Thursday 19 October 2017

linux - Setting up a machine to use a key over SSH


I am trying to set up a key between my Ubuntu machine and my web server so that I can SSH into it without needing to type a password each time.


I have followed the tutorial found here - http://www.csua.berkeley.edu/~ranga/notes/ssh_nopass.html - to the letter.


Whilst everything seemed to work, when I try to SSH into the server the next time it still prompts me for a password.


My first question is that the reason I am doing this is so I can SSH onto a specific site on my server, so I set this all up on the server using the username associated with the site (in this case tosbourn) is this right or should I have used root on the server?


The second question is that because on my machine my username is different (it is toby) I think this could stop it from working? Am I correct in this assumption or should this not matter?

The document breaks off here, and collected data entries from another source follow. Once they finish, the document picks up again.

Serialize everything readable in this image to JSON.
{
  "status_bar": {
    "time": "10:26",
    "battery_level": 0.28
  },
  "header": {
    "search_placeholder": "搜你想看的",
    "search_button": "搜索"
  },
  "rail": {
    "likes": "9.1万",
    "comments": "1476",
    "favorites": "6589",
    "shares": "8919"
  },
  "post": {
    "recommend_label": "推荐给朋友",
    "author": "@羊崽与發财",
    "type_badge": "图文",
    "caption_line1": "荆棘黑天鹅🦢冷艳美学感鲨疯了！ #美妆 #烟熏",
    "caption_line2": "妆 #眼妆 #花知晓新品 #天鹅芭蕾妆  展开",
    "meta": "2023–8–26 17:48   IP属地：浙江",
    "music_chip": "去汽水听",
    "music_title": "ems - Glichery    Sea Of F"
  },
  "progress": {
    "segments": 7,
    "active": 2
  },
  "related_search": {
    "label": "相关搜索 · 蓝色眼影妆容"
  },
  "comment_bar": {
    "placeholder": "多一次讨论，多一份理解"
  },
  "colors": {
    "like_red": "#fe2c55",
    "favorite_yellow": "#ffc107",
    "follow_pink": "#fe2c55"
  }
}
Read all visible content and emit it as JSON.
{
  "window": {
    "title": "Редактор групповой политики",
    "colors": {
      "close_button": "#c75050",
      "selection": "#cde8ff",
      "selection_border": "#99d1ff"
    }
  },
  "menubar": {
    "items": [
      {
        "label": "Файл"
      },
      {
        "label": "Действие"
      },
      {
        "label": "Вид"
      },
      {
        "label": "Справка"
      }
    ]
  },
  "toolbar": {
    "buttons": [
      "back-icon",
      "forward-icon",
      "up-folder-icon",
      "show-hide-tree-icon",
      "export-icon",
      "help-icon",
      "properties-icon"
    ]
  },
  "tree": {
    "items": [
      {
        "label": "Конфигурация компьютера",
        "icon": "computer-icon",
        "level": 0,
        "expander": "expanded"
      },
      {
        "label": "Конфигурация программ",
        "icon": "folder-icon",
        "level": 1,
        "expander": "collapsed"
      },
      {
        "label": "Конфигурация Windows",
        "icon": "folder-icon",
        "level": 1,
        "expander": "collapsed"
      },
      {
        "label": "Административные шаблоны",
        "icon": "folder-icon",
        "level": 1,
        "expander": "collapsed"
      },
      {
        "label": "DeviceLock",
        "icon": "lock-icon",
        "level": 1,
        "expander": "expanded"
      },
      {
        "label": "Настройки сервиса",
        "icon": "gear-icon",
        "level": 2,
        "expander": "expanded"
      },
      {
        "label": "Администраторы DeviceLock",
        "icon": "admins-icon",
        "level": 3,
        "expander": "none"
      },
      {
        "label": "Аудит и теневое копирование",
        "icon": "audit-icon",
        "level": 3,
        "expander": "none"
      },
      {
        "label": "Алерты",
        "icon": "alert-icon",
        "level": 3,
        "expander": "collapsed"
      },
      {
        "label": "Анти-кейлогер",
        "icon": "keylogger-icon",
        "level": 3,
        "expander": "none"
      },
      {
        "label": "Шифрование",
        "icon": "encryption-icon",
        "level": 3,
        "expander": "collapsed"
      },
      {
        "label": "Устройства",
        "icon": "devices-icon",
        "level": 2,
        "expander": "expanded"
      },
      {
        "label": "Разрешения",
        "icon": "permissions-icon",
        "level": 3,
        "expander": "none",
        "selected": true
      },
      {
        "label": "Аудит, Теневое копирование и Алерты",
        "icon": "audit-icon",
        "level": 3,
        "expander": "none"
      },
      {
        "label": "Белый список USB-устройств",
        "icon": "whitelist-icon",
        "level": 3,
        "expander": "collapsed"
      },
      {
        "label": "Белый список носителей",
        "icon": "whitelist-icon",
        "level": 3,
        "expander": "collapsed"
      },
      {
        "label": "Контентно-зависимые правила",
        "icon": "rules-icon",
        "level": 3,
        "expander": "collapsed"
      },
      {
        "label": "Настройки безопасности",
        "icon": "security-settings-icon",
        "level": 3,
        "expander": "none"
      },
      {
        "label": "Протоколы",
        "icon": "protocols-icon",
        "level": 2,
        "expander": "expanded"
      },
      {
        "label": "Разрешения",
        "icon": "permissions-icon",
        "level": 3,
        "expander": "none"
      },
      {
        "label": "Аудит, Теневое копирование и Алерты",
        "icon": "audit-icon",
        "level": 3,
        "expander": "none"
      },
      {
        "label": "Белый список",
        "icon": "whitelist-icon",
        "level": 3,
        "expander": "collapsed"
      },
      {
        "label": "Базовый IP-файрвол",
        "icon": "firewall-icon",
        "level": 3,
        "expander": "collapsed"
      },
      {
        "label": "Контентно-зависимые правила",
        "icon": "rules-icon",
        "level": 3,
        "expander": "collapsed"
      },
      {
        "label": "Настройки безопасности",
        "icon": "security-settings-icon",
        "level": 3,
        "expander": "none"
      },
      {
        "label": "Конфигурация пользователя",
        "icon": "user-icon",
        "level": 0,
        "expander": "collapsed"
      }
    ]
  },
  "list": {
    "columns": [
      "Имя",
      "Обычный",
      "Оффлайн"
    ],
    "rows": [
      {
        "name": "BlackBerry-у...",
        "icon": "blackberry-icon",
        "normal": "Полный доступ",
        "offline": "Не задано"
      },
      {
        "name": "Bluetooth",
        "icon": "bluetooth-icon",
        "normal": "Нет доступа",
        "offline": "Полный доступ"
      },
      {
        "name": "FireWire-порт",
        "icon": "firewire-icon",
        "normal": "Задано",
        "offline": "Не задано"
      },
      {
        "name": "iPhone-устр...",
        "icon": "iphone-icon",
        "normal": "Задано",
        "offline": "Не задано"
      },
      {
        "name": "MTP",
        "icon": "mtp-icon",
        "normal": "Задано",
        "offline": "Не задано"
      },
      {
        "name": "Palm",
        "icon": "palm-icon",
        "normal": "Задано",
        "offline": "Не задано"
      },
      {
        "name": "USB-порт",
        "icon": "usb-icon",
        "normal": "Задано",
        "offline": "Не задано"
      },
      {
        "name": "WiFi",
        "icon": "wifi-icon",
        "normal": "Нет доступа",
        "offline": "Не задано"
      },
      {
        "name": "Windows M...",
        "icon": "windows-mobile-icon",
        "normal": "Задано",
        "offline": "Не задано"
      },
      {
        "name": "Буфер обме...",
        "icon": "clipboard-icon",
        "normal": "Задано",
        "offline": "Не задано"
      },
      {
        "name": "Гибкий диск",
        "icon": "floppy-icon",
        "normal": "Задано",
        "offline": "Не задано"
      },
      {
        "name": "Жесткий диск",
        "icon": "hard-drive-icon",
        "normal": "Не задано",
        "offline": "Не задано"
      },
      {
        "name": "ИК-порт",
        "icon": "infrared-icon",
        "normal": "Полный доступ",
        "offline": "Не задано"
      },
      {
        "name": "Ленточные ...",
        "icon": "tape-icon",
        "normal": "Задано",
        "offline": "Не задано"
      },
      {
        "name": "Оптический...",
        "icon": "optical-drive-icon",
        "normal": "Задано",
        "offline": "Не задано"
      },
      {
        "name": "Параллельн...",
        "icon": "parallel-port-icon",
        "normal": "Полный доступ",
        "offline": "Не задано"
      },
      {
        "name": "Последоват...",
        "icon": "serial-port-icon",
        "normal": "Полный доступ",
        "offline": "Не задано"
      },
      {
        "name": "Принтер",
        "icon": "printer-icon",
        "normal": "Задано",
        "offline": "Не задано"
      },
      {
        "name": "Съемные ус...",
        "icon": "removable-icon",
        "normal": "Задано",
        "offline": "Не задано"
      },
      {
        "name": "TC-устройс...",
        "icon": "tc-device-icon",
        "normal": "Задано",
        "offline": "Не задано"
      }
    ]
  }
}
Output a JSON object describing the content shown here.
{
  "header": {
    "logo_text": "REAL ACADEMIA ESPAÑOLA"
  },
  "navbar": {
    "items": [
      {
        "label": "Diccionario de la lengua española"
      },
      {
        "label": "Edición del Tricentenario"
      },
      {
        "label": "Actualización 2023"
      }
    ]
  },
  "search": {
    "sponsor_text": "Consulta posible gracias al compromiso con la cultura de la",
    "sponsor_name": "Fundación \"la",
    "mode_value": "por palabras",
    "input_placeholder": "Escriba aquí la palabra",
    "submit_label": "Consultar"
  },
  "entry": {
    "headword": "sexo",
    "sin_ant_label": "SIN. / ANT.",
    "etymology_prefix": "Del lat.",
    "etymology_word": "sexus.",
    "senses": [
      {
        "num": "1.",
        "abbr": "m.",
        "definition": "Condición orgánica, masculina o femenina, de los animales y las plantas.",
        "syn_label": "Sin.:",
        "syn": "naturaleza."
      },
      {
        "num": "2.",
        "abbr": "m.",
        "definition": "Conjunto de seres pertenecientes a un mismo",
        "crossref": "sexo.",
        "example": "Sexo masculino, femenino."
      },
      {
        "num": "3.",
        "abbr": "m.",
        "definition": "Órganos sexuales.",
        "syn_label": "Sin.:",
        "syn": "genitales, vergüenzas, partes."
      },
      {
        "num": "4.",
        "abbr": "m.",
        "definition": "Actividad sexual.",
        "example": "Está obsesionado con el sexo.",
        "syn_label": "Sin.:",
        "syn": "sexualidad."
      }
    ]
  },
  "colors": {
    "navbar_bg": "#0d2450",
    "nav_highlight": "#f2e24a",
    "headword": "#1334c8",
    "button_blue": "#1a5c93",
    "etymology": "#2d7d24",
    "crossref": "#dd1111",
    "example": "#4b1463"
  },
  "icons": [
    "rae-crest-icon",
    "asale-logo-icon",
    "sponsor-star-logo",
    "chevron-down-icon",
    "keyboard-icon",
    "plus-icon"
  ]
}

As it stands the home directories on both my local machine and server have .ssh in them and I have copied accross the required file and renamed it to authorized_keys (and keys2)


Any help would be greatly appreciated.



Answer



One thing to check is permissions on the key file on the server. I have found in the past that sshd will not use the authorised_keys file unless the permissions are greatly restricted.


chmod 600 ~/.ssh/authorized_keys

ought to do it.


BTW, I'm using keys generated by PuTTY to access a Linux (Slackware) server and all is well.